誰でも、食事を盛るお皿は必要でしょう? そのお皿は美しいほうがいいじゃないですか? その美しさは美術館に飾ってある絵画の美しさとは異なった、もっと日常的な美しさですね。無意識に何気なく使っているけれど、自分にとって気持ちのいいもの……そういうものですね。押し着せがましい美しさではなくて、他のものと調和した美しさということでしょう。こういう美は気持ちがいい。主役としてどれだけ立派かというのではなくて、脇役としていい仕事をしているというスタンスの美術が生まれてきてもいい。主役は生きている人たちで、アートは人を豊かにしたり、彩ったりするもの、そのくらいでいいと思いますね。

これまでは、本当に大事にしないといけないものを押し除けて、生活の合理性とか、効率性を追求してきたけれども、今回のコロナ禍で否が応でも休まなければならなくなって、案外足元を見直す機会にもなったように思います。そうやって自分の身の回りを見直すと、丁寧な生活をもう一度してみたいと思うようになる。その過程で、さりげなく暮らしを豊かにするものとしてアートが見直されていくといいと思います。

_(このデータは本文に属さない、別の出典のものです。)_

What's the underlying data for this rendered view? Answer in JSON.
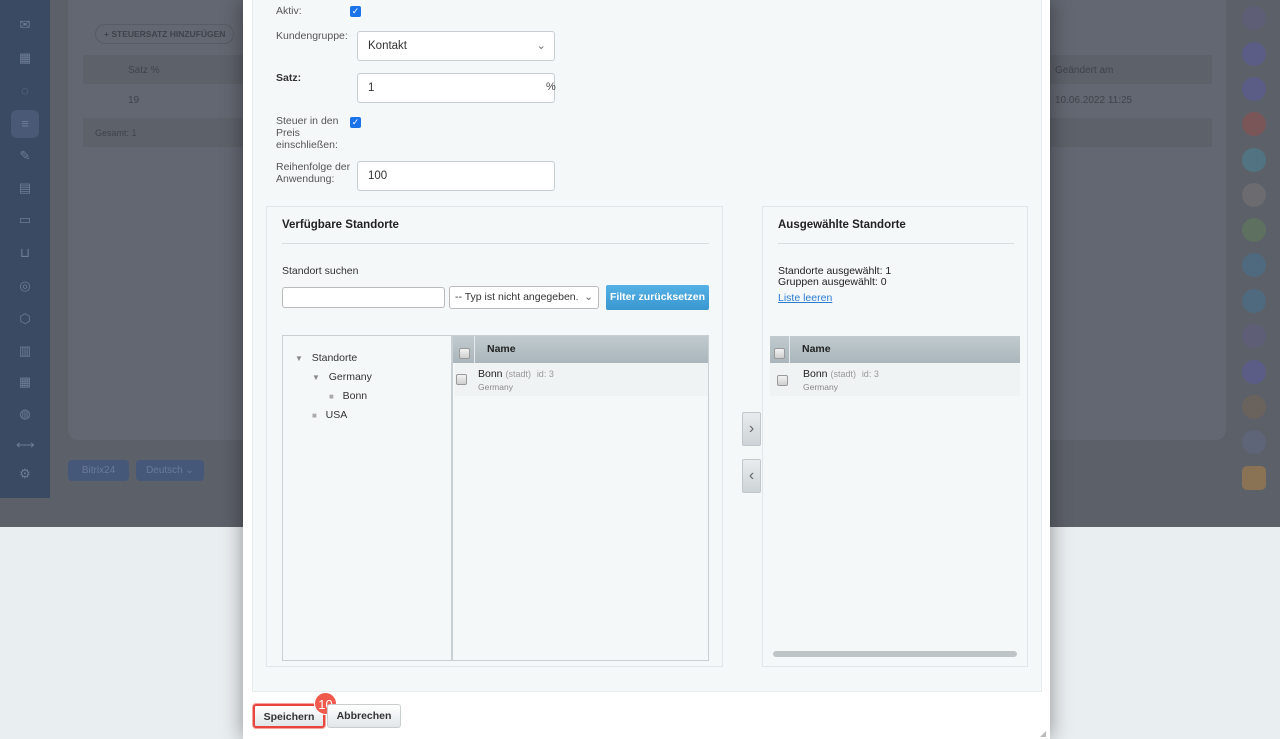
{
  "background": {
    "add_button": "STEUERSATZ HINZUFÜGEN",
    "columns": [
      "Satz %",
      "Geändert am"
    ],
    "row": {
      "rate": "19",
      "changed": "10.06.2022 11:25"
    },
    "total": "Gesamt: 1",
    "bitrix_button": "Bitrix24",
    "language_button": "Deutsch"
  },
  "form": {
    "active_label": "Aktiv:",
    "active_checked": true,
    "customer_group_label": "Kundengruppe:",
    "customer_group_value": "Kontakt",
    "rate_label": "Satz:",
    "rate_value": "1",
    "rate_unit": "%",
    "include_tax_label": "Steuer in den Preis einschließen:",
    "include_tax_checked": true,
    "order_label": "Reihenfolge der Anwendung:",
    "order_value": "100"
  },
  "available": {
    "title": "Verfügbare Standorte",
    "search_label": "Standort suchen",
    "search_value": "",
    "type_select": "-- Typ ist nicht angegeben.",
    "reset_button": "Filter zurücksetzen",
    "tree": [
      {
        "label": "Standorte",
        "level": 0,
        "type": "expanded"
      },
      {
        "label": "Germany",
        "level": 1,
        "type": "expanded"
      },
      {
        "label": "Bonn",
        "level": 2,
        "type": "leaf"
      },
      {
        "label": "USA",
        "level": 1,
        "type": "leaf"
      }
    ],
    "column": "Name",
    "rows": [
      {
        "name": "Bonn",
        "type": "(stadt)",
        "id": "id: 3",
        "parent": "Germany"
      }
    ]
  },
  "selected": {
    "title": "Ausgewählte Standorte",
    "locations_count": "Standorte ausgewählt: 1",
    "groups_count": "Gruppen ausgewählt: 0",
    "clear_link": "Liste leeren",
    "column": "Name",
    "rows": [
      {
        "name": "Bonn",
        "type": "(stadt)",
        "id": "id: 3",
        "parent": "Germany"
      }
    ]
  },
  "footer": {
    "save": "Speichern",
    "cancel": "Abbrechen",
    "step_badge": "10"
  },
  "colors": {
    "accent": "#3fa0d8",
    "highlight": "#e8453c",
    "checkbox": "#1a73e8"
  }
}
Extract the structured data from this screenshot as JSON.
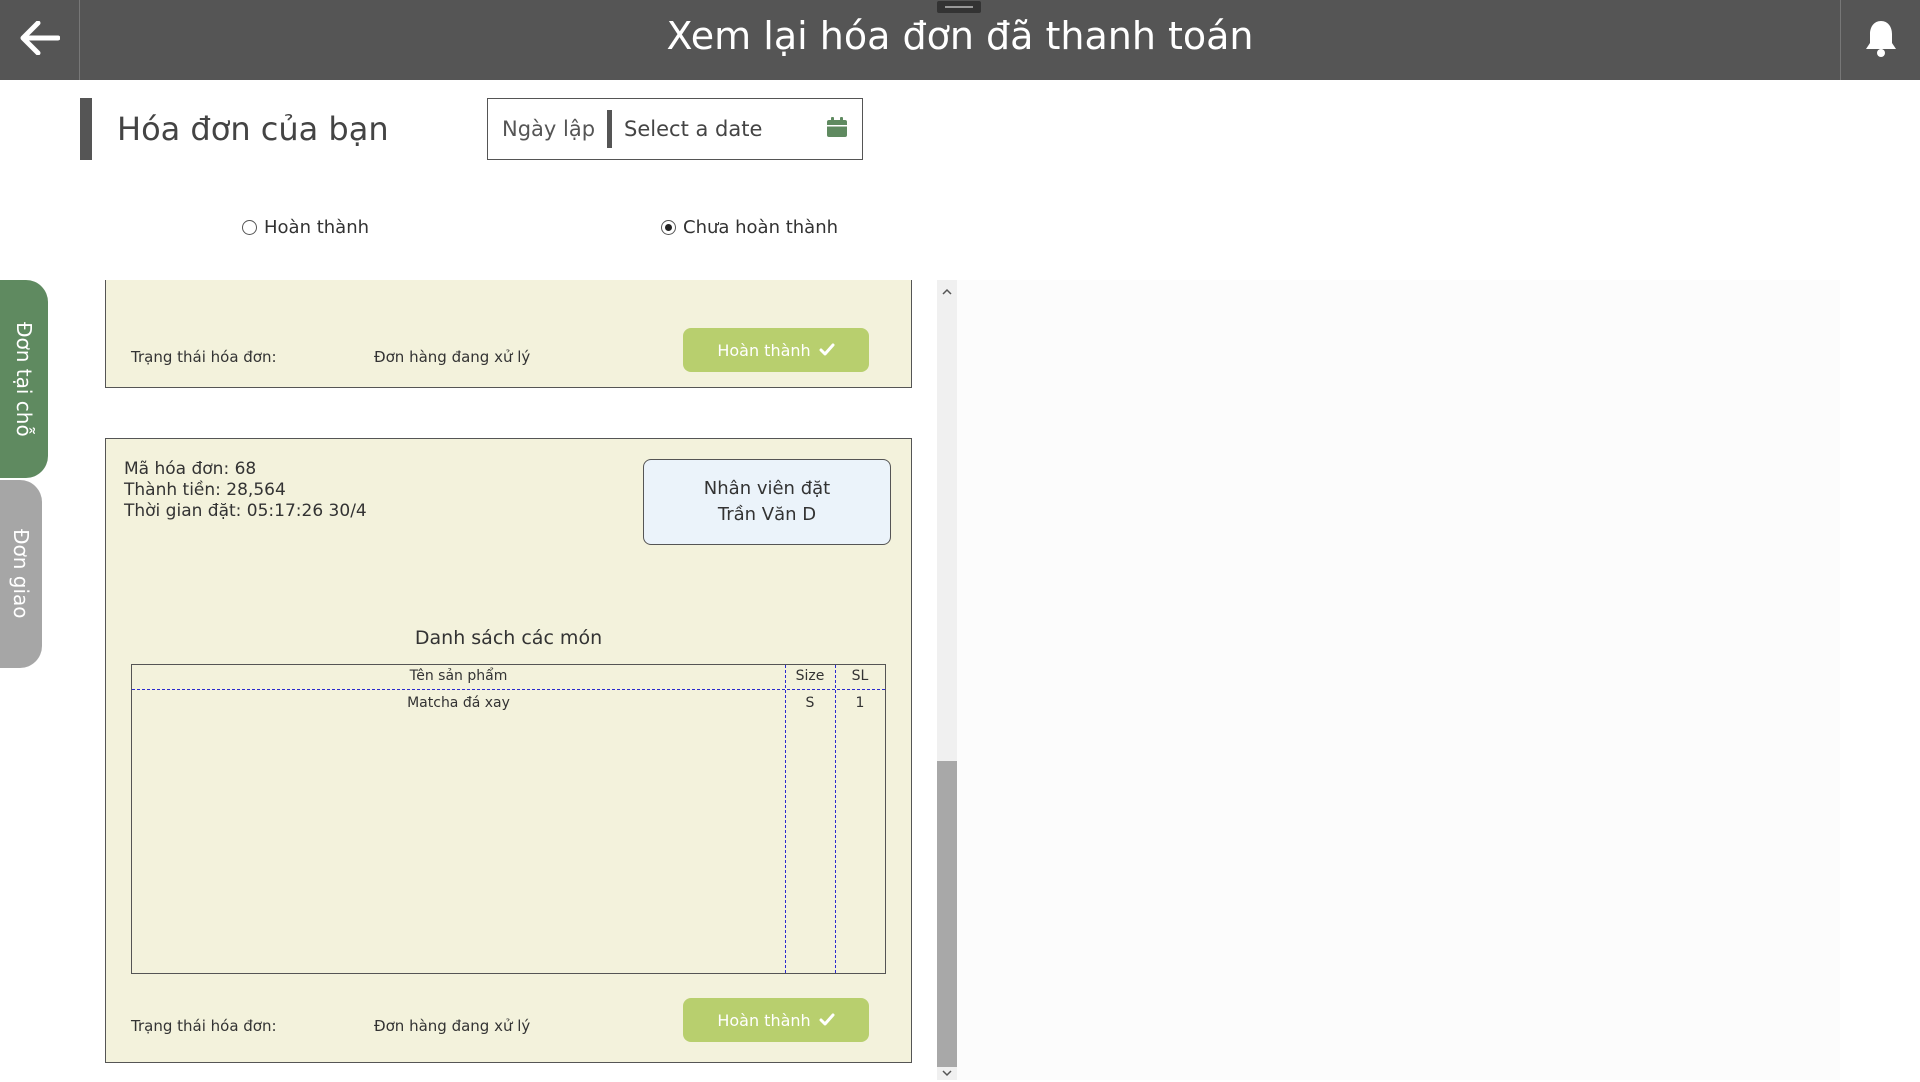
{
  "topbar": {
    "title": "Xem lại hóa đơn đã thanh toán",
    "back_icon": "arrow-left-icon",
    "bell_icon": "bell-icon"
  },
  "header": {
    "title": "Hóa đơn của bạn",
    "date_filter": {
      "label": "Ngày lập",
      "placeholder": "Select a date",
      "icon": "calendar-icon"
    }
  },
  "filters": {
    "options": [
      {
        "label": "Hoàn thành",
        "checked": false
      },
      {
        "label": "Chưa hoàn thành",
        "checked": true
      }
    ]
  },
  "side_tabs": [
    {
      "label": "Đơn tại chỗ",
      "active": true
    },
    {
      "label": "Đơn giao",
      "active": false
    }
  ],
  "table_headers": {
    "product": "Tên sản phẩm",
    "size": "Size",
    "qty": "SL"
  },
  "orders": [
    {
      "status_label": "Trạng thái hóa đơn:",
      "status_value": "Đơn hàng đang xử lý",
      "complete_button": "Hoàn thành"
    },
    {
      "id_line": "Mã hóa đơn: 68",
      "total_line": "Thành tiền: 28,564",
      "time_line": "Thời gian đặt: 05:17:26 30/4",
      "staff_title": "Nhân viên đặt",
      "staff_name": "Trần Văn D",
      "items_title": "Danh sách các món",
      "items": [
        {
          "name": "Matcha đá xay",
          "size": "S",
          "qty": "1"
        }
      ],
      "status_label": "Trạng thái hóa đơn:",
      "status_value": "Đơn hàng đang xử lý",
      "complete_button": "Hoàn thành"
    }
  ],
  "colors": {
    "topbar": "#555555",
    "card_bg": "#f3f2dc",
    "complete_button": "#b8cf6e",
    "tab_active": "#5f8a60",
    "tab_inactive": "#a6a6a6",
    "staff_box": "#ebf3fa",
    "calendar_icon": "#5f8a60"
  }
}
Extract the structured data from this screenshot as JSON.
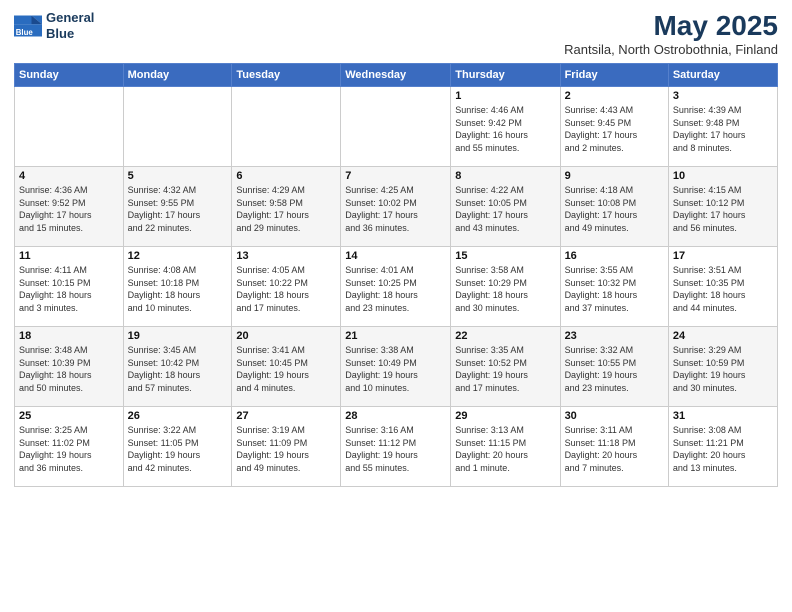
{
  "logo": {
    "line1": "General",
    "line2": "Blue"
  },
  "title": "May 2025",
  "subtitle": "Rantsila, North Ostrobothnia, Finland",
  "header": {
    "days": [
      "Sunday",
      "Monday",
      "Tuesday",
      "Wednesday",
      "Thursday",
      "Friday",
      "Saturday"
    ]
  },
  "weeks": [
    [
      {
        "day": "",
        "detail": ""
      },
      {
        "day": "",
        "detail": ""
      },
      {
        "day": "",
        "detail": ""
      },
      {
        "day": "",
        "detail": ""
      },
      {
        "day": "1",
        "detail": "Sunrise: 4:46 AM\nSunset: 9:42 PM\nDaylight: 16 hours\nand 55 minutes."
      },
      {
        "day": "2",
        "detail": "Sunrise: 4:43 AM\nSunset: 9:45 PM\nDaylight: 17 hours\nand 2 minutes."
      },
      {
        "day": "3",
        "detail": "Sunrise: 4:39 AM\nSunset: 9:48 PM\nDaylight: 17 hours\nand 8 minutes."
      }
    ],
    [
      {
        "day": "4",
        "detail": "Sunrise: 4:36 AM\nSunset: 9:52 PM\nDaylight: 17 hours\nand 15 minutes."
      },
      {
        "day": "5",
        "detail": "Sunrise: 4:32 AM\nSunset: 9:55 PM\nDaylight: 17 hours\nand 22 minutes."
      },
      {
        "day": "6",
        "detail": "Sunrise: 4:29 AM\nSunset: 9:58 PM\nDaylight: 17 hours\nand 29 minutes."
      },
      {
        "day": "7",
        "detail": "Sunrise: 4:25 AM\nSunset: 10:02 PM\nDaylight: 17 hours\nand 36 minutes."
      },
      {
        "day": "8",
        "detail": "Sunrise: 4:22 AM\nSunset: 10:05 PM\nDaylight: 17 hours\nand 43 minutes."
      },
      {
        "day": "9",
        "detail": "Sunrise: 4:18 AM\nSunset: 10:08 PM\nDaylight: 17 hours\nand 49 minutes."
      },
      {
        "day": "10",
        "detail": "Sunrise: 4:15 AM\nSunset: 10:12 PM\nDaylight: 17 hours\nand 56 minutes."
      }
    ],
    [
      {
        "day": "11",
        "detail": "Sunrise: 4:11 AM\nSunset: 10:15 PM\nDaylight: 18 hours\nand 3 minutes."
      },
      {
        "day": "12",
        "detail": "Sunrise: 4:08 AM\nSunset: 10:18 PM\nDaylight: 18 hours\nand 10 minutes."
      },
      {
        "day": "13",
        "detail": "Sunrise: 4:05 AM\nSunset: 10:22 PM\nDaylight: 18 hours\nand 17 minutes."
      },
      {
        "day": "14",
        "detail": "Sunrise: 4:01 AM\nSunset: 10:25 PM\nDaylight: 18 hours\nand 23 minutes."
      },
      {
        "day": "15",
        "detail": "Sunrise: 3:58 AM\nSunset: 10:29 PM\nDaylight: 18 hours\nand 30 minutes."
      },
      {
        "day": "16",
        "detail": "Sunrise: 3:55 AM\nSunset: 10:32 PM\nDaylight: 18 hours\nand 37 minutes."
      },
      {
        "day": "17",
        "detail": "Sunrise: 3:51 AM\nSunset: 10:35 PM\nDaylight: 18 hours\nand 44 minutes."
      }
    ],
    [
      {
        "day": "18",
        "detail": "Sunrise: 3:48 AM\nSunset: 10:39 PM\nDaylight: 18 hours\nand 50 minutes."
      },
      {
        "day": "19",
        "detail": "Sunrise: 3:45 AM\nSunset: 10:42 PM\nDaylight: 18 hours\nand 57 minutes."
      },
      {
        "day": "20",
        "detail": "Sunrise: 3:41 AM\nSunset: 10:45 PM\nDaylight: 19 hours\nand 4 minutes."
      },
      {
        "day": "21",
        "detail": "Sunrise: 3:38 AM\nSunset: 10:49 PM\nDaylight: 19 hours\nand 10 minutes."
      },
      {
        "day": "22",
        "detail": "Sunrise: 3:35 AM\nSunset: 10:52 PM\nDaylight: 19 hours\nand 17 minutes."
      },
      {
        "day": "23",
        "detail": "Sunrise: 3:32 AM\nSunset: 10:55 PM\nDaylight: 19 hours\nand 23 minutes."
      },
      {
        "day": "24",
        "detail": "Sunrise: 3:29 AM\nSunset: 10:59 PM\nDaylight: 19 hours\nand 30 minutes."
      }
    ],
    [
      {
        "day": "25",
        "detail": "Sunrise: 3:25 AM\nSunset: 11:02 PM\nDaylight: 19 hours\nand 36 minutes."
      },
      {
        "day": "26",
        "detail": "Sunrise: 3:22 AM\nSunset: 11:05 PM\nDaylight: 19 hours\nand 42 minutes."
      },
      {
        "day": "27",
        "detail": "Sunrise: 3:19 AM\nSunset: 11:09 PM\nDaylight: 19 hours\nand 49 minutes."
      },
      {
        "day": "28",
        "detail": "Sunrise: 3:16 AM\nSunset: 11:12 PM\nDaylight: 19 hours\nand 55 minutes."
      },
      {
        "day": "29",
        "detail": "Sunrise: 3:13 AM\nSunset: 11:15 PM\nDaylight: 20 hours\nand 1 minute."
      },
      {
        "day": "30",
        "detail": "Sunrise: 3:11 AM\nSunset: 11:18 PM\nDaylight: 20 hours\nand 7 minutes."
      },
      {
        "day": "31",
        "detail": "Sunrise: 3:08 AM\nSunset: 11:21 PM\nDaylight: 20 hours\nand 13 minutes."
      }
    ]
  ]
}
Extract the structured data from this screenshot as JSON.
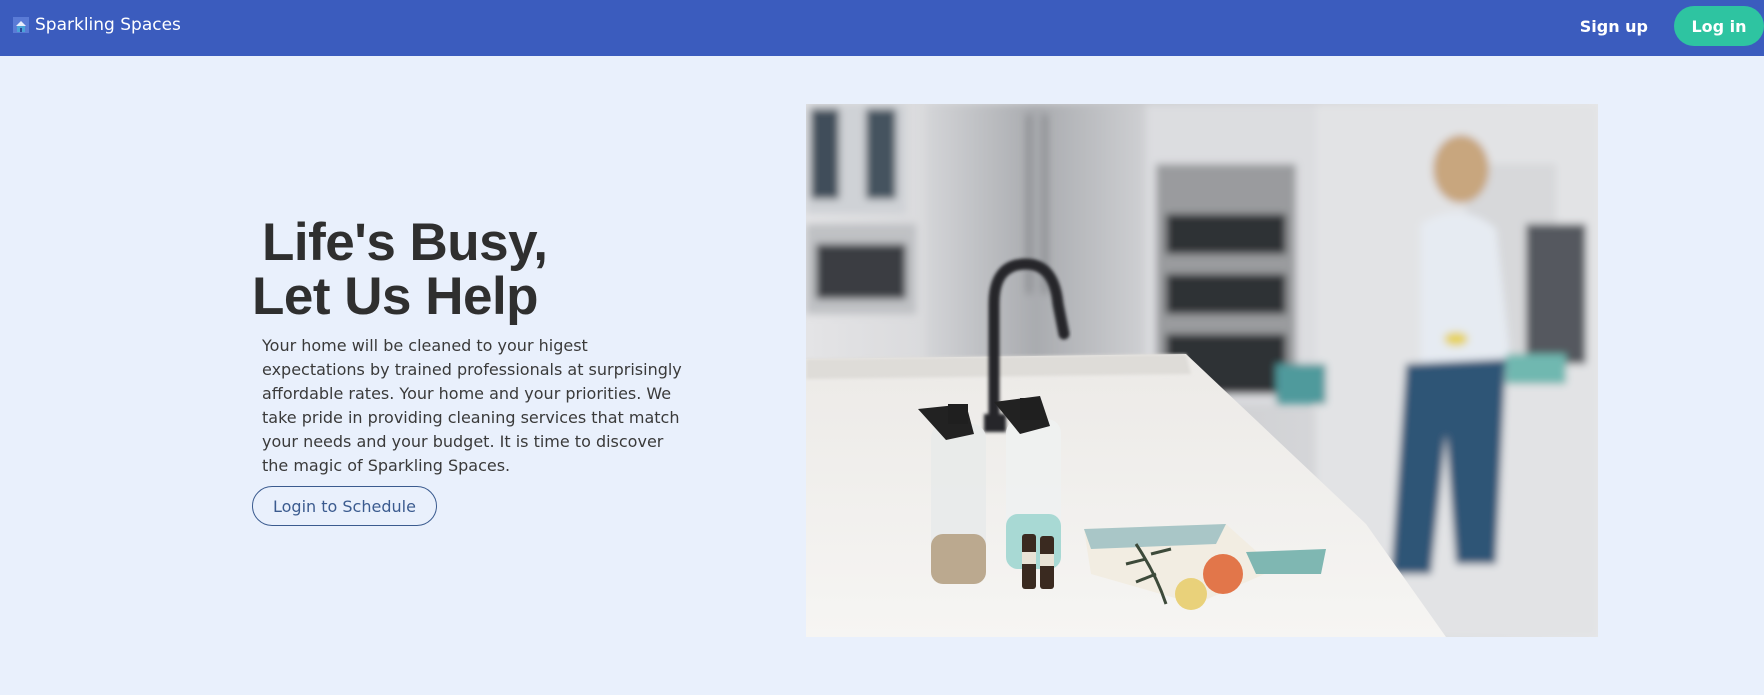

【KAIKAで秋元雄史さんに聞く】現代アートを公開保管するアートストレージを併設したリノベーションホテル
インタビューを行った場所は『KAIKA 東京』。現代アートを公開保管するアートストレージを併設したリノベーションホテル


芸術は、社会を成り立たせるための価値基準の一つ

―日常にあるものを美しいと思える感受性は、個人差はあるけれど元々人間に備わっているものだと思います。人間が社会を営む限り芸術のある社会は持続するのだと思いますが、1枚の絵が数百億という価格で取引されている社会は別世界のようです。

芸術が本当に成り立つかどうかとか、アートというけったいなものが存在するかどうかというのは、実はかなり限られた人との関係の中で実現してしまうことなんです。たとえばゴッホを例に話を分かりやすく単純にすると、作家本人が命をすり減らして、生涯を投げ打って取り組んだものであるという条件が一つ、ゴッホが自分の芸術を信じているのと同じ勢いでそれを信じられる人が側にいたというのが一つ、言葉でゴッホの価値を共有することができる人、ファイナンシャルができる人、ゴッホの絵を捨てずに持ち続ける人、この人たちがいたからゴッホの絵は残っているし、今では数百億円で取引をされている。今でいうと、美術館・画商・コレクターという役割になっているものですね。

一方で、社会の中の芸術の必要性とかパブリックな文化としての芸術を考えていくと、それはまた別のところにある。僕が話している芸術が日常化すればいいというのは、パブリックな場を形成する芸術という役割で、1人のアーティストが成功して歴史に残るというのとは別のところにあるものです。近代美術ではそれが一緒になっているのだけれど、昔から芸術のある暮らしは存在している。アルタミラ洞窟の壁画は誰が書いたか分からないし、縄文土器に作者がいるわけではない、でもそれは美しい、これと同じこと。芸術や文化というのはある種の共同元素みたいなもので、社会を成り立たせるための目に見えない一種の価値基準なんです。